The next step is to not just predict the leaks, but to understand why these leaks have happened (and why others haven't), and to suggest interventions which will prevent the same issue occurring in other areas. Pressure management plays a part in this, but also understanding which assets are causing problems, for instance - an erratic pump? Repairs made during a specific time period? Pipe materials that are reacting poorly under specific ground conditions?
These are all patterns that can be discovered in a system where all the relevant data is being collected. For example, if data is included about when assets have been serviced/reconditioned, this can play a big part in understanding why issues have or have not occurred.
Closing the Loop
And so comes the final step in the journey to stop, or even prevent, leakages.
For the system to be complete, we need to close the loop, and make our system interactive. Currently we have designed a passive system that is collecting data, visualising leaks, predicting them, and suggesting interventions.

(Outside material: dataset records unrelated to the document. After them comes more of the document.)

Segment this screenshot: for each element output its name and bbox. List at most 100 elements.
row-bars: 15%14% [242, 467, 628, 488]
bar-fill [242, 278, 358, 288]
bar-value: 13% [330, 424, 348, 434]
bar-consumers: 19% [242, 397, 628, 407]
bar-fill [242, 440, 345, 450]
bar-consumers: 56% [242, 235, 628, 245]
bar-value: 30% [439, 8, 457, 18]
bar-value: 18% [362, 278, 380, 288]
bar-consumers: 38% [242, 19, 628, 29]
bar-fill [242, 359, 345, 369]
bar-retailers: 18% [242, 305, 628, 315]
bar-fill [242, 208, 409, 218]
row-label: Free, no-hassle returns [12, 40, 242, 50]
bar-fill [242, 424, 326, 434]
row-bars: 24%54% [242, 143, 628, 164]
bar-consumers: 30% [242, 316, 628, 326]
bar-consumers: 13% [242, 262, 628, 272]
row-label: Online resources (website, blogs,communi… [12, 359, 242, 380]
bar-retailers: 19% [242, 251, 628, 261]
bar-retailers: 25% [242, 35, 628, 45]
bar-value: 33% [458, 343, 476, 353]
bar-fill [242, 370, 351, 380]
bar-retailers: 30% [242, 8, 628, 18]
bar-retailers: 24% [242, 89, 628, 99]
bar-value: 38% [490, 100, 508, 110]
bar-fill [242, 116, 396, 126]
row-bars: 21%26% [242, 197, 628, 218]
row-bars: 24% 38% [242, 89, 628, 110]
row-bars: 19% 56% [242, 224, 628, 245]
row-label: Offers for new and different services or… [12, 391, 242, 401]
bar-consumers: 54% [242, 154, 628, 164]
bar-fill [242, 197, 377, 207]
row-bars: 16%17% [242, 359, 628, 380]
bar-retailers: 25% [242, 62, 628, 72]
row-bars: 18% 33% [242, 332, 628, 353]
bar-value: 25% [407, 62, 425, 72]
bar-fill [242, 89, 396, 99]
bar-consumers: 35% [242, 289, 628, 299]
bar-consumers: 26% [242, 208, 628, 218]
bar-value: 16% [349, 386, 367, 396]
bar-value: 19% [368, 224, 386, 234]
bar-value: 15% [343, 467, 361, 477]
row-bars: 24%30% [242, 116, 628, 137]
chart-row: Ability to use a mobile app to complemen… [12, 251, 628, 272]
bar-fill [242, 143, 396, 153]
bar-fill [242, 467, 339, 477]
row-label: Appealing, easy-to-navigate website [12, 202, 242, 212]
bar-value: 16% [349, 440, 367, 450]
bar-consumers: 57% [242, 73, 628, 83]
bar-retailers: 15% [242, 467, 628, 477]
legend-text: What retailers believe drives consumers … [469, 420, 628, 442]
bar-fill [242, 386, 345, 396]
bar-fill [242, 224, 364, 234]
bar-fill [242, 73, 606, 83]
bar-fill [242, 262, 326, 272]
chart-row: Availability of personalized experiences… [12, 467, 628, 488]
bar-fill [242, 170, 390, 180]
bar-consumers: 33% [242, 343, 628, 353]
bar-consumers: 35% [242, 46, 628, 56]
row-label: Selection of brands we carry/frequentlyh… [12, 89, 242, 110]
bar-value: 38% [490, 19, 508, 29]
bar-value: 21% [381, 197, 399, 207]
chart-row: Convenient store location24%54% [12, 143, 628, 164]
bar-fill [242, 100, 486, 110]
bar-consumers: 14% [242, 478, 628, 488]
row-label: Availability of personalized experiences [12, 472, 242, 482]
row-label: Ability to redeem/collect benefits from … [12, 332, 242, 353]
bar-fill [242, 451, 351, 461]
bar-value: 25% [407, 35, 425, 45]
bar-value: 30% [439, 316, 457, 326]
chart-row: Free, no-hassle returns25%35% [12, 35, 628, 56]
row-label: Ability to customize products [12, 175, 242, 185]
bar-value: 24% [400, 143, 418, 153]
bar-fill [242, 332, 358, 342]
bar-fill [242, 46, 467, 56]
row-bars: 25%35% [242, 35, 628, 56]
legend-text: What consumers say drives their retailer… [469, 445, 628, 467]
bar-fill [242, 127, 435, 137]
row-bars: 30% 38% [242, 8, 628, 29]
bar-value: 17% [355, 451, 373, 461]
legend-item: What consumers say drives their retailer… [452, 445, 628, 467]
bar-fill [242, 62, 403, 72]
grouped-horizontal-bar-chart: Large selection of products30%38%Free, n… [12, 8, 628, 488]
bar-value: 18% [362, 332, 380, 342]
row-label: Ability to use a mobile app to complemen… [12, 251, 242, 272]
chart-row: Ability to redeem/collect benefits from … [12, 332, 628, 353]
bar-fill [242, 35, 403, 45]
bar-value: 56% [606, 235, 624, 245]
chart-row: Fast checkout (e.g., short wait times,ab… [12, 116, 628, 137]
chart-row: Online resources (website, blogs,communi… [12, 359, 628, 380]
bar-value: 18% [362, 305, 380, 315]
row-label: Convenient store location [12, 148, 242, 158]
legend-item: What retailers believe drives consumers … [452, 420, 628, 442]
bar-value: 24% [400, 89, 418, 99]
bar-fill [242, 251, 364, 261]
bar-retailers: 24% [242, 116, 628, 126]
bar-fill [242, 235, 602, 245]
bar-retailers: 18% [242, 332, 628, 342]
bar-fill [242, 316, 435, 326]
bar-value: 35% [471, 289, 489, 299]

Some of these interventions are manual jobs, such as replacing assets or servicing assets which cannot realistically be automated, but some assets (e.g. pumps) have properties that can be remotely operated.
By connecting our system to the operational technology that controls these assets, our system can become fully automated; sense when issues are starting to arise; and take corrective actions to mitigate these issues before they are realised (or alert users to carry out manual operations, where automation is not available/possible).
All the Pieces of the Puzzle
So far we have avoided the common buzzword - but don’t get too comfortable… The visualisation is a Data Analytics/Business Intelligence solution, the algorithms and pattern recognition are of course Artificial Intelligence (AI) and Machine Learning (ML), the system built is a "System of Systems" and is in fact a Digital Twin of the network.
So, a water company may be looking for a software solution that can help reduce the leakage in their network (and reduce the penalties they might face), but after close analysis you can see that this is not so simple, and for many organisations it will involve digital transformation for their systems, and a step change in their way of thinking.
Many people think that bringing in a stand-alone AI/ML software solution will mean water companies will suddenly be able to see into the future, but in reality this is just one piece of the puzzle, and can only be truly successful after many of the other pieces are put into place.